EX-99.(C)(2) 4 dex99c2.htm OPINION OF SCOTIA CAPITAL INC. Opinion of Scotia Capital Inc.

Exhibit (c)(2)

 

   

Scotia Capital Inc.

Scotia Plaza

40 King Street West

Box 4085, Station “A”

Toronto, Ontario

Canada M5W 2X5

 

 

LOGO

February 24, 2007

The Special Committee of the Board of Directors

- and -

the Board of Directors

Hub International Limited

55 East Jackson Boulevard

Chicago, Illinois 60604

To the Special Committee and the Board of Directors:

Scotia Capital Inc. (“Scotia Capital”) understands that Hub International Limited (“Hub” or the “Company”) has received a proposal from Apax Partners LLP and Morgan Stanley Principal Investments, Inc. (together, the “Sponsors”) pursuant to which an affiliate of the Sponsors, Maple Tree Acquisition Corporation (“Maple Tree”), will acquire all of the outstanding common shares of Hub (the “Shares”) by way of a plan of arrangement (the “Arrangement”). Pursuant to the Arrangement, the holders of Shares other than certain management shareholders (the “Shareholders”), would receive consideration of $40.00 per Share in cash (the “Consideration”). The terms of the Arrangement and the agreement (the “Arrangement Agreement”) relating to the proposed transaction are to be more fully described in a disclosure document, which will be mailed to Shareholders (the “Disclosure Document”).

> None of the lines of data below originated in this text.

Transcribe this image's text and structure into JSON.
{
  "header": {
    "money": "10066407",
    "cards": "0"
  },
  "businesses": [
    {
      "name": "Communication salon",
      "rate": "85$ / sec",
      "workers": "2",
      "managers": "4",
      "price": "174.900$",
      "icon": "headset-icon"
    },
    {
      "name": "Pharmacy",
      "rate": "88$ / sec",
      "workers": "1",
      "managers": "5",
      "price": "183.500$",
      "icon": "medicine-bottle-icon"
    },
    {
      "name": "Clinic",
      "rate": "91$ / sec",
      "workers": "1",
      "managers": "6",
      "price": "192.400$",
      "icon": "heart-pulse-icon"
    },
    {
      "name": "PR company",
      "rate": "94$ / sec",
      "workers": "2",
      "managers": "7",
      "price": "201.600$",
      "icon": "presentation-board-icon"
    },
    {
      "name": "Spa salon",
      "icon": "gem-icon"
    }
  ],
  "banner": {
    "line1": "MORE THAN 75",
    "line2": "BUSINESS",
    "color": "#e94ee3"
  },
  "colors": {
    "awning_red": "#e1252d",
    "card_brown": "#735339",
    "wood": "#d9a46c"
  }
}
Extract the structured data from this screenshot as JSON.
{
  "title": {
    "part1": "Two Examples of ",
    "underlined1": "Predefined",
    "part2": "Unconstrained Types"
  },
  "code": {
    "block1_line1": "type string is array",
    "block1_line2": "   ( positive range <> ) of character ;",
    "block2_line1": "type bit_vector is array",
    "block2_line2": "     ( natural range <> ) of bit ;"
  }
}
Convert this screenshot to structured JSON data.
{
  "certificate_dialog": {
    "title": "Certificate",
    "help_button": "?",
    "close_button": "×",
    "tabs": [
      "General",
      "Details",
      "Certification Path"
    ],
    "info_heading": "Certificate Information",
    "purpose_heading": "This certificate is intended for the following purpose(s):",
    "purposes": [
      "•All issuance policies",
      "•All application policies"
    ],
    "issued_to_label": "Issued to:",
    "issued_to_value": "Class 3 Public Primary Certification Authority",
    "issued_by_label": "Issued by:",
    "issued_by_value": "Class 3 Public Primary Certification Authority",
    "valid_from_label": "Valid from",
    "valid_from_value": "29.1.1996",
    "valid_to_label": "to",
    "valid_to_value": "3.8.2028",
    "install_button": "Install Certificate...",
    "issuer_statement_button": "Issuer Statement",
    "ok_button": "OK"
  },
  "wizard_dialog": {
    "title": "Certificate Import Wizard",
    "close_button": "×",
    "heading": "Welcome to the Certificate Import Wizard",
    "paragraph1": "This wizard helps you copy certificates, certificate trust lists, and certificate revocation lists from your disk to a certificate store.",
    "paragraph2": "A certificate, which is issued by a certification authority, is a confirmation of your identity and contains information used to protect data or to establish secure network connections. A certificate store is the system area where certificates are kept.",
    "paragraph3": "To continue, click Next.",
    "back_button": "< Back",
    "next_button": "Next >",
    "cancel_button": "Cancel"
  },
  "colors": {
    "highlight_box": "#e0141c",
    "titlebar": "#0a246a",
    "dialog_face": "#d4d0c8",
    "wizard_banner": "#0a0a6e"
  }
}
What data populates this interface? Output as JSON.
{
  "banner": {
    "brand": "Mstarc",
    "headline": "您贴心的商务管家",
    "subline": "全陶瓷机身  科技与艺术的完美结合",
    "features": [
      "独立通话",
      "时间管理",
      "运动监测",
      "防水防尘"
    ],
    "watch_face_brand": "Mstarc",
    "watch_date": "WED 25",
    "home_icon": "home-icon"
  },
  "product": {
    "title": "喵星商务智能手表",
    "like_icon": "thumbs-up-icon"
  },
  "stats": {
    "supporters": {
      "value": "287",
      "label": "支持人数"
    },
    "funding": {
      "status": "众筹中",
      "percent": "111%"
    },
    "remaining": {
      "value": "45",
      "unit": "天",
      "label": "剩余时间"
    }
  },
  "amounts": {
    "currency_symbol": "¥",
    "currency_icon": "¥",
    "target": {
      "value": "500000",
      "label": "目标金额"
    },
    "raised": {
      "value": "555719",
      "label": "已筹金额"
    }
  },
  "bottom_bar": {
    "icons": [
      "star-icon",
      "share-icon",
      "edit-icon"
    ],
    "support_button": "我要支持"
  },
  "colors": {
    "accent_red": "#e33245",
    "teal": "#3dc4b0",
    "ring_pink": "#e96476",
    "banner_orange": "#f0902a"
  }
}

Background and Engagement of Scotia Capital

A special committee (the “Special Committee”) of independent directors of Hub formally engaged Scotia Capital through an agreement dated February 7, 2007 (the “Engagement Agreement”) to provide such opinions as to the fairness of the Arrangement or alternative transactions as may be requested by the Special Committee. The terms of the Engagement Agreement provide that Scotia Capital is to be paid a fee of $1,000,000 for the provision of the Opinion (defined below), which is to be payable regardless of whether the Arrangement is successfully completed. In addition, Scotia Capital is to be reimbursed for its reasonable out-of-pocket expenses and to be indemnified by the Company in certain circumstances.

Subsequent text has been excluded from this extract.